Early Print (04:39)
In the Middle Ages, monks hand copied texts from dictation. The printing press, moveable type, metallurgy, oil-based ink, and paper were developed in the mid-fifteenth century.
Johann Guttenberg (02:00)
In Germany in the 1400s, Johann Guttenberg’s success creating the printing press was due to his artistry and craftsmanship as a silversmith.
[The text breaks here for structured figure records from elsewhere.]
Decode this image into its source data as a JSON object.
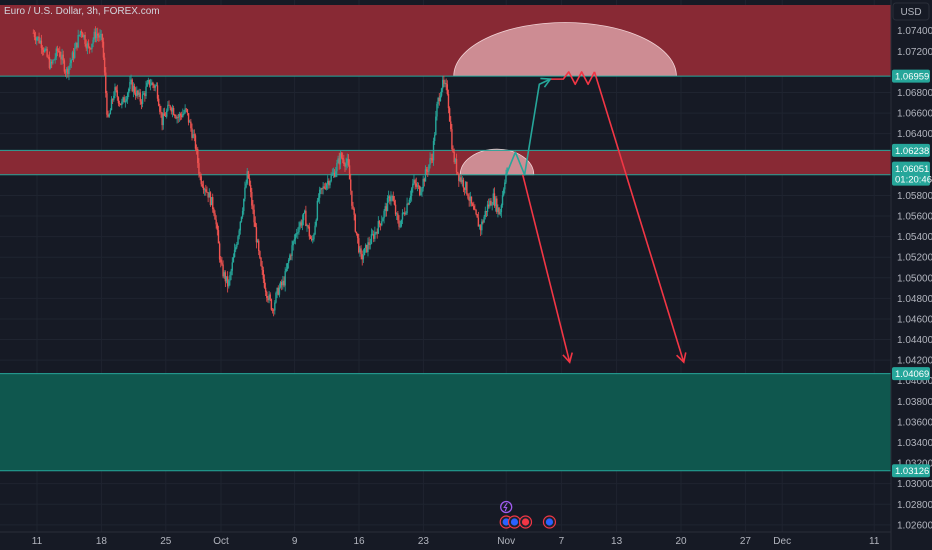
{
  "chart_data": {
    "type": "candlestick",
    "title": "Euro / U.S. Dollar, 3h, FOREX.com",
    "currency": "USD",
    "ylim": [
      1.0255,
      1.0765
    ],
    "y_ticks": [
      1.074,
      1.072,
      1.068,
      1.066,
      1.064,
      1.058,
      1.056,
      1.054,
      1.052,
      1.05,
      1.048,
      1.046,
      1.044,
      1.042,
      1.04,
      1.038,
      1.036,
      1.034,
      1.032,
      1.03,
      1.028,
      1.026
    ],
    "x_ticks": [
      {
        "label": "11",
        "x": 0
      },
      {
        "label": "18",
        "x": 7
      },
      {
        "label": "25",
        "x": 14
      },
      {
        "label": "Oct",
        "x": 20
      },
      {
        "label": "9",
        "x": 28
      },
      {
        "label": "16",
        "x": 35
      },
      {
        "label": "23",
        "x": 42
      },
      {
        "label": "Nov",
        "x": 51
      },
      {
        "label": "7",
        "x": 57
      },
      {
        "label": "13",
        "x": 63
      },
      {
        "label": "20",
        "x": 70
      },
      {
        "label": "27",
        "x": 77
      },
      {
        "label": "Dec",
        "x": 81
      },
      {
        "label": "11",
        "x": 91
      }
    ],
    "price_path": [
      [
        -0.4,
        1.0738
      ],
      [
        0.5,
        1.0728
      ],
      [
        1.5,
        1.0705
      ],
      [
        2.3,
        1.0722
      ],
      [
        3.2,
        1.07
      ],
      [
        4.0,
        1.0718
      ],
      [
        4.8,
        1.0742
      ],
      [
        5.6,
        1.0722
      ],
      [
        6.4,
        1.0738
      ],
      [
        7.1,
        1.073
      ],
      [
        7.7,
        1.065
      ],
      [
        8.4,
        1.0682
      ],
      [
        9.2,
        1.0668
      ],
      [
        10.2,
        1.0688
      ],
      [
        11.3,
        1.0672
      ],
      [
        12.2,
        1.069
      ],
      [
        13.0,
        1.0685
      ],
      [
        13.6,
        1.0652
      ],
      [
        14.5,
        1.0668
      ],
      [
        15.3,
        1.0656
      ],
      [
        16.2,
        1.0662
      ],
      [
        17.2,
        1.063
      ],
      [
        17.7,
        1.0598
      ],
      [
        18.6,
        1.0582
      ],
      [
        19.3,
        1.0565
      ],
      [
        20.0,
        1.051
      ],
      [
        20.8,
        1.0492
      ],
      [
        21.6,
        1.053
      ],
      [
        22.4,
        1.0572
      ],
      [
        22.9,
        1.0602
      ],
      [
        23.6,
        1.0555
      ],
      [
        24.3,
        1.051
      ],
      [
        25.0,
        1.0485
      ],
      [
        25.6,
        1.047
      ],
      [
        26.2,
        1.0488
      ],
      [
        26.8,
        1.0495
      ],
      [
        27.5,
        1.0522
      ],
      [
        28.3,
        1.0548
      ],
      [
        29.1,
        1.056
      ],
      [
        29.9,
        1.0532
      ],
      [
        30.6,
        1.0578
      ],
      [
        31.4,
        1.0592
      ],
      [
        32.2,
        1.06
      ],
      [
        33.0,
        1.0618
      ],
      [
        33.8,
        1.061
      ],
      [
        34.4,
        1.056
      ],
      [
        35.2,
        1.0518
      ],
      [
        36.0,
        1.0532
      ],
      [
        36.8,
        1.0545
      ],
      [
        37.6,
        1.056
      ],
      [
        38.5,
        1.0582
      ],
      [
        39.3,
        1.055
      ],
      [
        40.1,
        1.0568
      ],
      [
        40.9,
        1.0592
      ],
      [
        41.6,
        1.0585
      ],
      [
        42.2,
        1.06
      ],
      [
        43.0,
        1.062
      ],
      [
        43.5,
        1.0668
      ],
      [
        44.0,
        1.0688
      ],
      [
        44.6,
        1.0682
      ],
      [
        45.2,
        1.062
      ],
      [
        45.8,
        1.06
      ],
      [
        46.6,
        1.0588
      ],
      [
        47.4,
        1.0565
      ],
      [
        48.2,
        1.0548
      ],
      [
        48.9,
        1.0568
      ],
      [
        49.6,
        1.0578
      ],
      [
        50.3,
        1.0562
      ],
      [
        50.9,
        1.06
      ],
      [
        51.2,
        1.0605
      ]
    ],
    "zones": [
      {
        "name": "supply-zone-upper",
        "y_from": 1.06959,
        "y_to": 1.0765,
        "color": "#8e2a35"
      },
      {
        "name": "supply-zone-middle",
        "y_from": 1.06001,
        "y_to": 1.06238,
        "color": "#8e2a35"
      },
      {
        "name": "demand-zone",
        "y_from": 1.03126,
        "y_to": 1.04069,
        "color": "#0f5b50"
      }
    ],
    "levels": [
      {
        "name": "level-106959",
        "price": 1.06959,
        "label": "1.06959",
        "color": "#26a69a"
      },
      {
        "name": "level-106238",
        "price": 1.06238,
        "label": "1.06238",
        "color": "#26a69a"
      },
      {
        "name": "level-106001",
        "price": 1.06001,
        "label": "1.06001",
        "color": "#26a69a"
      },
      {
        "name": "level-104069",
        "price": 1.04069,
        "label": "1.04069",
        "color": "#26a69a"
      },
      {
        "name": "level-103126",
        "price": 1.03126,
        "label": "1.03126",
        "color": "#26a69a"
      }
    ],
    "current_price": {
      "price": "1.06051",
      "countdown": "01:20:46",
      "color": "#26a69a"
    },
    "arcs": [
      {
        "name": "arc-large",
        "x_from": 45.3,
        "x_to": 69.5,
        "base_price": 1.06959,
        "peak_price": 1.0748
      },
      {
        "name": "arc-small",
        "x_from": 46.0,
        "x_to": 54.0,
        "base_price": 1.06001,
        "peak_price": 1.0625
      }
    ],
    "paths": [
      {
        "name": "up-path-green",
        "color": "#26a69a",
        "points": [
          [
            51.0,
            1.06
          ],
          [
            52.0,
            1.0622
          ],
          [
            53.0,
            1.06
          ],
          [
            54.6,
            1.0688
          ],
          [
            55.8,
            1.0693
          ]
        ]
      },
      {
        "name": "zigzag-red",
        "color": "#f23645",
        "points": [
          [
            55.8,
            1.0693
          ],
          [
            57.2,
            1.0693
          ],
          [
            57.8,
            1.07
          ],
          [
            58.5,
            1.0688
          ],
          [
            59.2,
            1.07
          ],
          [
            59.9,
            1.0688
          ],
          [
            60.6,
            1.07
          ]
        ]
      },
      {
        "name": "down-path-red-1",
        "color": "#f23645",
        "points": [
          [
            52.8,
            1.06
          ],
          [
            57.9,
            1.0418
          ]
        ]
      },
      {
        "name": "down-path-red-2",
        "color": "#f23645",
        "points": [
          [
            60.6,
            1.07
          ],
          [
            70.3,
            1.0418
          ]
        ]
      }
    ],
    "event_icons": [
      {
        "name": "lightning-event-icon",
        "x": 51.0,
        "row": 0,
        "color": "#a15cf0"
      },
      {
        "name": "economic-event-icon-1",
        "x": 51.0,
        "row": 1,
        "color": "#2962ff"
      },
      {
        "name": "economic-event-icon-2",
        "x": 51.9,
        "row": 1,
        "color": "#2962ff"
      },
      {
        "name": "us-flag-event-icon",
        "x": 53.1,
        "row": 1,
        "color": "#f23645"
      },
      {
        "name": "economic-event-icon-3",
        "x": 55.7,
        "row": 1,
        "color": "#2962ff"
      }
    ]
  }
}
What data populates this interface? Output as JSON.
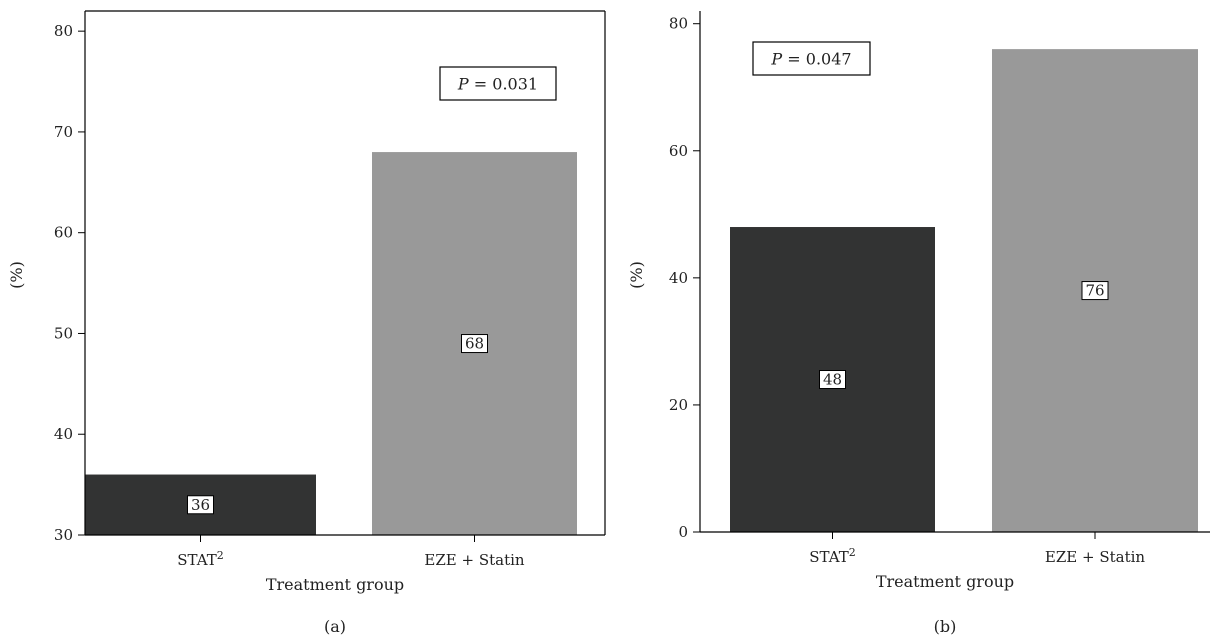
{
  "colors": {
    "stat2": "#323333",
    "eze_statin": "#999999",
    "axis": "#000000",
    "text": "#222222"
  },
  "chart_data": [
    {
      "type": "bar",
      "panel_label": "(a)",
      "categories": [
        {
          "base": "STAT",
          "sup": "2"
        },
        {
          "base": "EZE + Statin",
          "sup": ""
        }
      ],
      "values": [
        36,
        68
      ],
      "data_labels": [
        "36",
        "68"
      ],
      "xlabel": "Treatment group",
      "ylabel": "(%)",
      "ylim": [
        30,
        82
      ],
      "yticks": [
        30,
        40,
        50,
        60,
        70,
        80
      ],
      "annotation": {
        "p": "P",
        "rest": " = 0.031"
      },
      "annotation_position": "top-right",
      "grid": false
    },
    {
      "type": "bar",
      "panel_label": "(b)",
      "categories": [
        {
          "base": "STAT",
          "sup": "2"
        },
        {
          "base": "EZE + Statin",
          "sup": ""
        }
      ],
      "values": [
        48,
        76
      ],
      "data_labels": [
        "48",
        "76"
      ],
      "xlabel": "Treatment group",
      "ylabel": "(%)",
      "ylim": [
        0,
        82
      ],
      "yticks": [
        0,
        20,
        40,
        60,
        80
      ],
      "annotation": {
        "p": "P",
        "rest": " = 0.047"
      },
      "annotation_position": "top-left",
      "grid": false
    }
  ]
}
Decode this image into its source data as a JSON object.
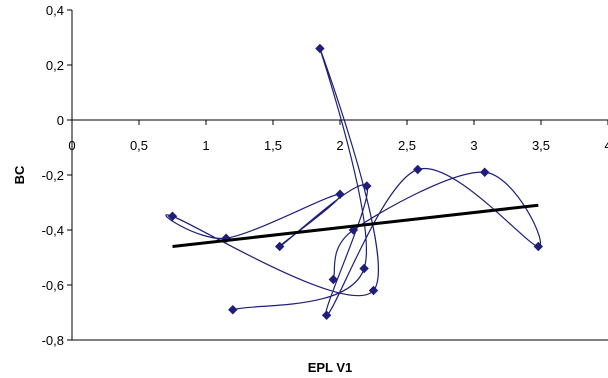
{
  "chart_data": {
    "type": "scatter",
    "xlabel": "EPL V1",
    "ylabel": "BC",
    "xlim": [
      0,
      4
    ],
    "ylim": [
      -0.8,
      0.4
    ],
    "x_ticks": [
      0,
      0.5,
      1,
      1.5,
      2,
      2.5,
      3,
      3.5,
      4
    ],
    "y_ticks": [
      0.4,
      0.2,
      0,
      -0.2,
      -0.4,
      -0.6,
      -0.8
    ],
    "x_tick_labels": [
      "0",
      "0,5",
      "1",
      "1,5",
      "2",
      "2,5",
      "3",
      "3,5",
      "4"
    ],
    "y_tick_labels": [
      "0,4",
      "0,2",
      "0",
      "-0,2",
      "-0,4",
      "-0,6",
      "-0,8"
    ],
    "grid": false,
    "legend": "none",
    "series": [
      {
        "color": "#1f1f7a",
        "marker": "diamond",
        "line": "smoothed",
        "points": [
          {
            "x": 1.2,
            "y": -0.69
          },
          {
            "x": 2.18,
            "y": -0.54
          },
          {
            "x": 1.85,
            "y": 0.26
          },
          {
            "x": 2.25,
            "y": -0.62
          },
          {
            "x": 0.75,
            "y": -0.35
          },
          {
            "x": 1.15,
            "y": -0.43
          },
          {
            "x": 2.0,
            "y": -0.27
          },
          {
            "x": 1.55,
            "y": -0.46
          },
          {
            "x": 2.2,
            "y": -0.24
          },
          {
            "x": 1.9,
            "y": -0.71
          },
          {
            "x": 2.58,
            "y": -0.18
          },
          {
            "x": 3.48,
            "y": -0.46
          },
          {
            "x": 3.08,
            "y": -0.19
          },
          {
            "x": 2.1,
            "y": -0.4
          },
          {
            "x": 1.95,
            "y": -0.58
          }
        ]
      }
    ],
    "trendline": {
      "color": "#000000",
      "from": {
        "x": 0.75,
        "y": -0.46
      },
      "to": {
        "x": 3.48,
        "y": -0.31
      }
    }
  }
}
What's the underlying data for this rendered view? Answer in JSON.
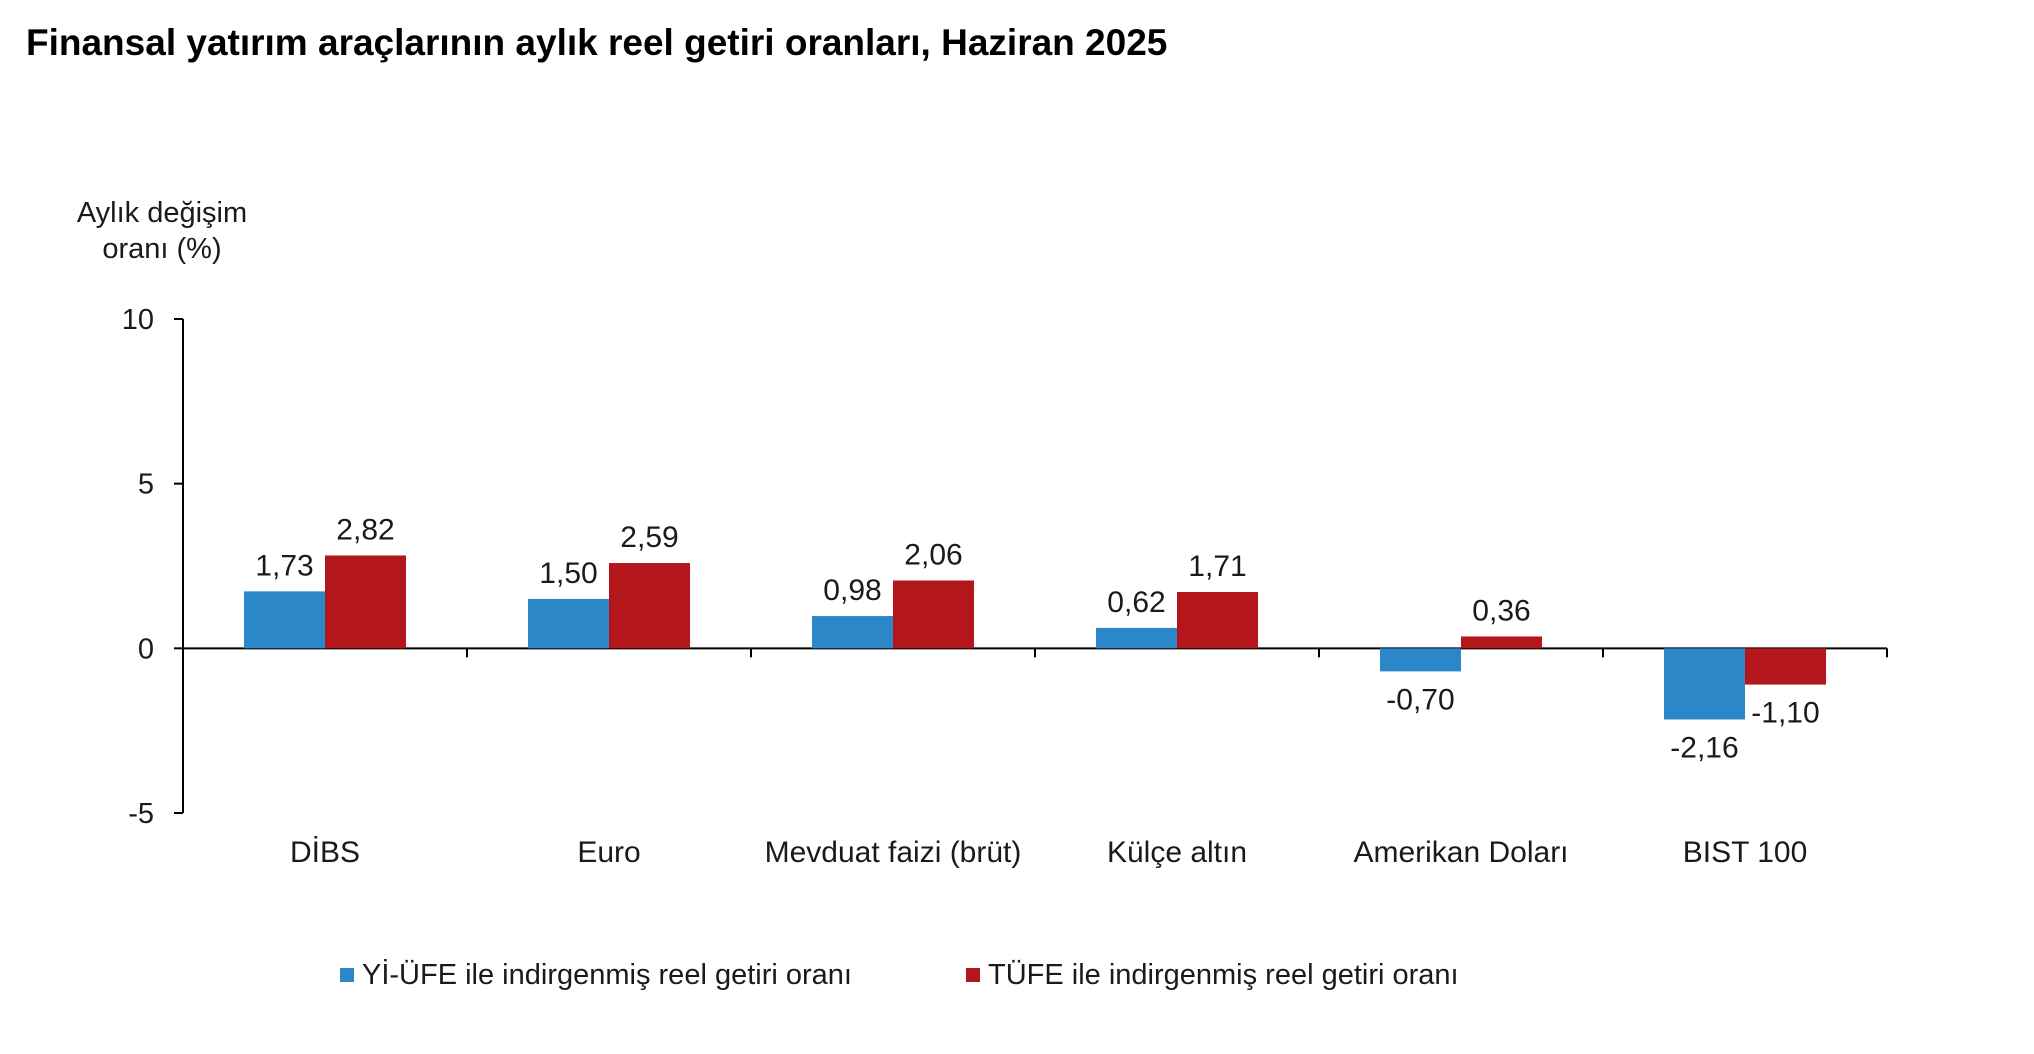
{
  "chart_data": {
    "type": "bar",
    "title": "Finansal yatırım araçlarının aylık reel getiri oranları, Haziran 2025",
    "ylabel_lines": [
      "Aylık değişim",
      "oranı (%)"
    ],
    "xlabel": "",
    "ylim": [
      -5,
      10
    ],
    "yticks": [
      10,
      5,
      0,
      -5
    ],
    "grid": false,
    "legend_position": "bottom",
    "categories": [
      "DİBS",
      "Euro",
      "Mevduat faizi (brüt)",
      "Külçe altın",
      "Amerikan Doları",
      "BIST 100"
    ],
    "series": [
      {
        "name": "Yİ-ÜFE ile indirgenmiş reel getiri oranı",
        "color": "#2b87c8",
        "values": [
          1.73,
          1.5,
          0.98,
          0.62,
          -0.7,
          -2.16
        ],
        "labels": [
          "1,73",
          "1,50",
          "0,98",
          "0,62",
          "-0,70",
          "-2,16"
        ]
      },
      {
        "name": "TÜFE ile indirgenmiş reel getiri oranı",
        "color": "#b3161b",
        "values": [
          2.82,
          2.59,
          2.06,
          1.71,
          0.36,
          -1.1
        ],
        "labels": [
          "2,82",
          "2,59",
          "2,06",
          "1,71",
          "0,36",
          "-1,10"
        ]
      }
    ]
  }
}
Print Impact on Western Culture (04:04)
The ability to produce inexpensive multiple copies lead to publishing in the vernacular. During the Reformation, Martin Luther used print to enlighten the people. Censorship becomes a political weapon.
Colonial Print (02:51)
In the 1700s basic religious-oriented books and children's instructional books flourished creating jobs and freedom of expression. Newspapers and pamphlets stirred political debates.
Mass Print (03:59)
The Industrial Revolution in the 1800s created the capability of mass production. Papermaking was transformed by new machines. Iron presses operated by steam creating faster production.
Modern Print (03:15)
Merchandising takes a major role in the 1800s. The Trans-Continental Railroad created a redistribution system. Mergenthaler's Linotype machine revolutionized type setting.
Newspaper Giants (01:40)
Joseph Pulitzer and William Randolph Hearst competed for readership and the American dollar. Yellow Journalism emphasized sensationalism with little regard for the truth.
Mass Circulation Magazines (03:20)
The twentieth century brought success to national magazines. "Time" becomes a major weekly magazine. Television and radio forces competition, but attitudes toward printing remains the same.